On sent effectivement que l’écriture chez vous passe par la connaissance intime, presque par la pratique quotidienne de ce que l’on aime. Comme un Yoga de ce qui nous anime, nous émeut et nous excite intellectuellement.
P. T : L’exégèse est nourrie par le fait d’avoir plusieurs interprétations d’une même œuvre et de pouvoir articuler ces interprétations de façon harmonieuse ou dissonante, selon le parcours qu’on veut créer pour son lecteur. Si du temps a passé entre le moment où on s’intéresse à un artiste et celui où on écrit sur lui, alors on a pu passer par plusieurs interprétations différentes de ce qu’il a fait. Son œuvre a pu faire écho à des sentiments très différents en nous, selon qu’on s’en est imprégné à 16 ans ou à 36. La personne que j’étais quand j’ai découvert Zappa et celle que je suis maintenant sont si différentes, la musique de Zappa est devenue différente à travers elles. Et elle est déjà pleine de cette différence au moment même où je commence à écrire. Du coup, un pont a été créé entre plusieurs sens, un espace s’est ouvert, un champ où plusieurs significations vont pouvoir jouer et donner une lecture plus vaste ou plus profonde.
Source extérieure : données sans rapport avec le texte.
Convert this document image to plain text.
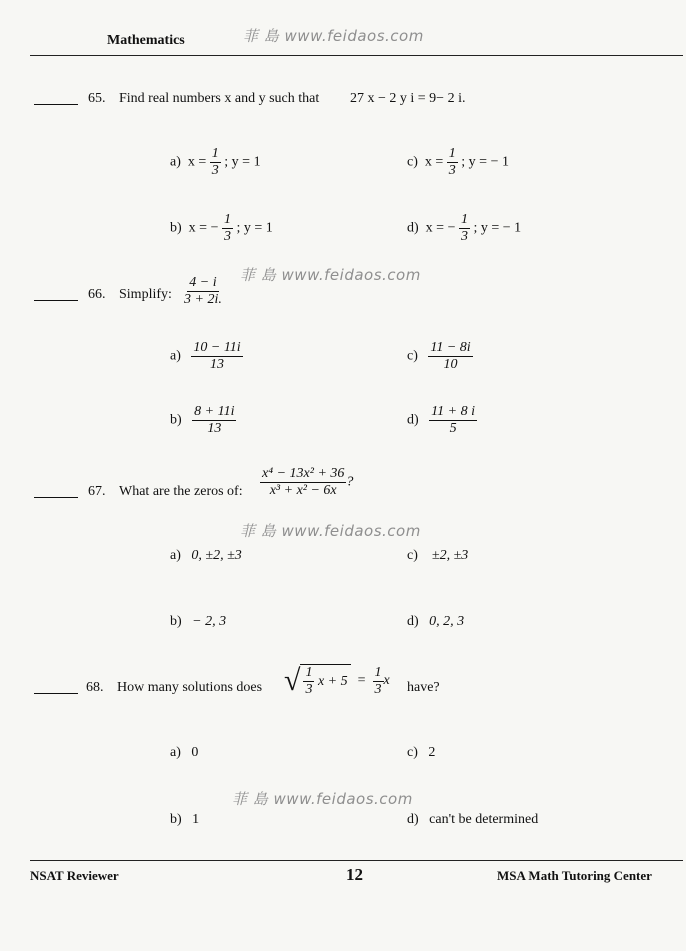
Mathematics	菲 島 www.feidaos.com
65. Find real numbers x and y such that 27 x − 2 y i = 9− 2 i.
a) $x = \frac{1}{3}$ ; y = 1	c) $x = \frac{1}{3}$ ; y = − 1
b) x = − $\frac{1}{3}$ ; y = 1	d) x = − $\frac{1}{3}$ ; y = − 1
菲 島 www.feidaos.com
66. Simplify: $\frac{4 - i}{3 + 2i.}$
$a) \frac{10 - 11i}{13}$	$c) \frac{11 - 8i}{10}$
$b) \frac{8 + 11i}{13}$	$d) \frac{11 + 8 i}{5}$
67. What are the zeros of: $\frac{\text{x⁴ − 13x² + 36}}{\text{x³ + x² − 6x}}$ ?
菲 島 www.feidaos.com
a) 0, ±2, ±3	c) ±2, ±3
b) − 2, 3	d) 0, 2, 3
68. How many solutions does √ $\frac{1}{3}$
$x + 5 = \frac{1}{3}$ x have?
a) 0	c) 2
菲 島 www.feidaos.com
b) 1	d) can't be determined
NSAT Reviewer	12	MSA Math Tutoring Center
C’est également pour ça que, lorsque j’ai écrit Cinema Hermetica, j’ai revu, pendant la rédaction du livre, plusieurs fois les films qui donnent naissance à des chapitres dans des circonstances différentes et avec des personnes différentes. Non seulement les conversations avec ces personnes ont pu les enrichir, mais simplement même le fait de regarder un film avec quelqu’un ou dans un certain espace modifie notre regard. Il lui donne une coloration, une teinte qui imprégnera l’exégèse et modifiera son orientation. Ce n’est pas la même chose de regarder Shining ou Chinatown avec sa copine, ses parents, seul ou avec un ami, chez soi ou dans une salle de cinéma, ou encore sur son ordinateur dans une chambre d’hôtel : du coup on ne voit pas le même film, on voit plusieurs films différents entre lesquels notre regard va pouvoir naviguer.
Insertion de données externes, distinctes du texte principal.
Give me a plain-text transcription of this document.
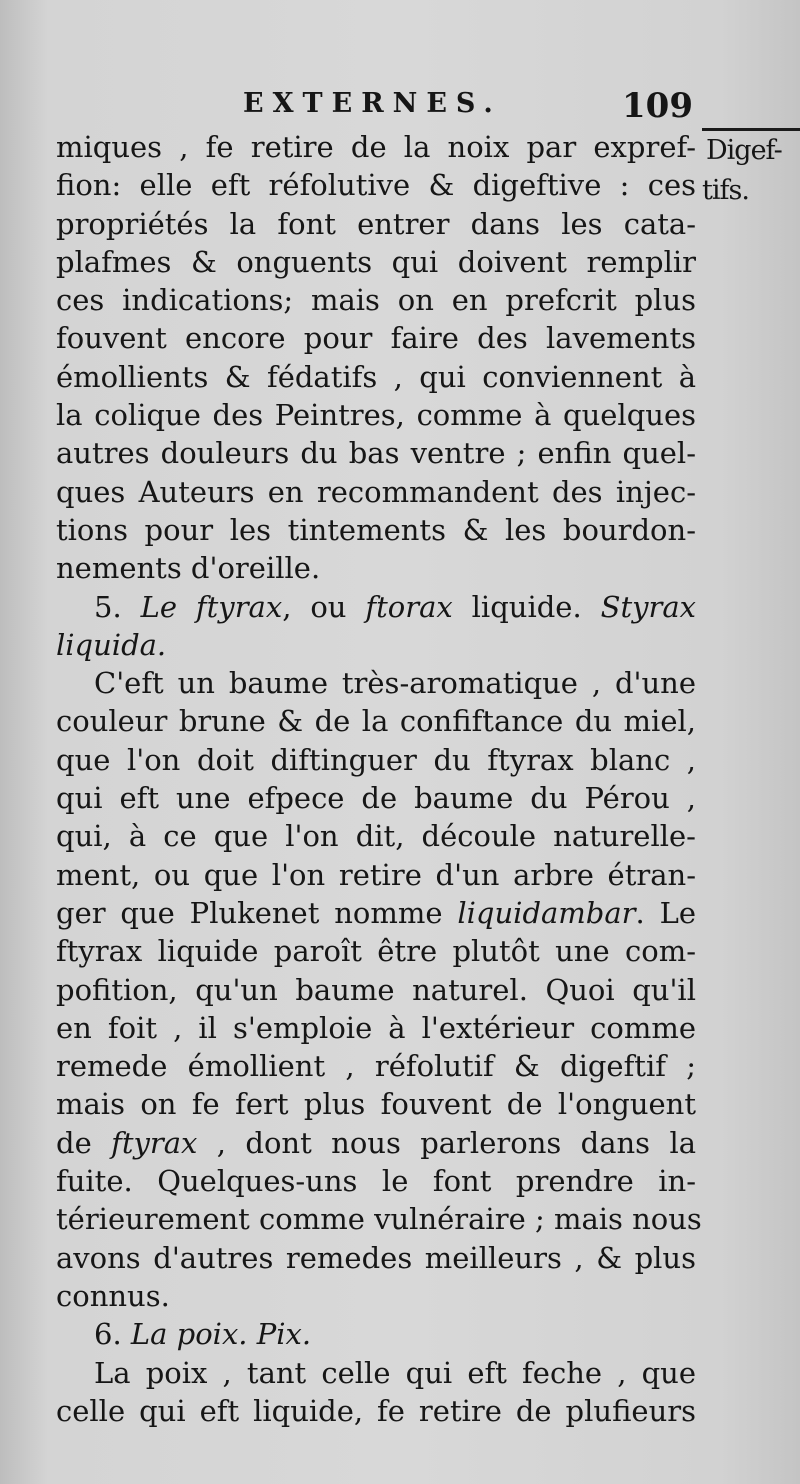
EXTERNES.	109
Digef-
tifs.
miques , fe retire de la noix par expref-
fion: elle eft réfolutive & digeftive : ces
propriétés la font entrer dans les cata-
plafmes & onguents qui doivent remplir
ces indications; mais on en prefcrit plus
fouvent encore pour faire des lavements
émollients & fédatifs , qui conviennent à
la colique des Peintres, comme à quelques
autres douleurs du bas ventre ; enfin quel-
ques Auteurs en recommandent des injec-
tions pour les tintements & les bourdon-
nements d'oreille.
5. Le ftyrax, ou ftorax liquide. Styrax
liquida.
C'eft un baume très-aromatique , d'une
couleur brune & de la confiftance du miel,
que l'on doit diftinguer du ftyrax blanc ,
qui eft une efpece de baume du Pérou ,
qui, à ce que l'on dit, découle naturelle-
ment, ou que l'on retire d'un arbre étran-
ger que Plukenet nomme liquidambar. Le
ftyrax liquide paroît être plutôt une com-
pofition, qu'un baume naturel. Quoi qu'il
en foit , il s'emploie à l'extérieur comme
remede émollient , réfolutif & digeftif ;
mais on fe fert plus fouvent de l'onguent
de ftyrax , dont nous parlerons dans la
fuite. Quelques-uns le font prendre in-
térieurement comme vulnéraire ; mais nous
avons d'autres remedes meilleurs , & plus
connus.
6. La poix. Pix.
La poix , tant celle qui eft feche , que
celle qui eft liquide, fe retire de plufieurs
Poppermost, votre premier livre qui est consacré aux Beatles, tourne autour du mot « tour » : « le tour est ce qui nous fait revenir. Le tour est l’autre nom de la générosité. Le tour est une invitation à l’amitié ». Mais, écrivez-vous, il y a aussi le « tour de cochon », « l’entourloupe » de la paranoïa qui a inventé la mort de Paul McCartney par exemple. Quid du tour ou de l’entre-deux tours électoral ? C’est l’anti-tour musical et amical que vous chérissez chez les Beatles ?
P. T : À l’époque de Poppermost, je n’avais aucune idée de la façon de procéder pour écrire un livre sur un artiste que j’aimais. Je n’avais que 25 ans, ma culture était celle de ma génération, j’aimais Nietzsche, Borges, Artaud, Twin Peaks, Lars Von Trier, les Pixies ou Nine Inch Nails… Et je l’ai écrit sur un coup de tête, un défi : « Et si j’écrivais un livre sur le mythe de la mort de Paul McCartney ? » Son élaboration est née à la fois d’une grande ignorance des méthodes de l’exégèse sacrée comme d’une immense méfiance dans l’écriture des essais « rock » souvent ultra-subjectifs, remplis d’anecdotes ou d’avis personnels, d’affirmations de goût péremptoires qui ne me semblaient pas nécessaires de reconduire dans ce livre, même en les arrangeant à ma propre sauce.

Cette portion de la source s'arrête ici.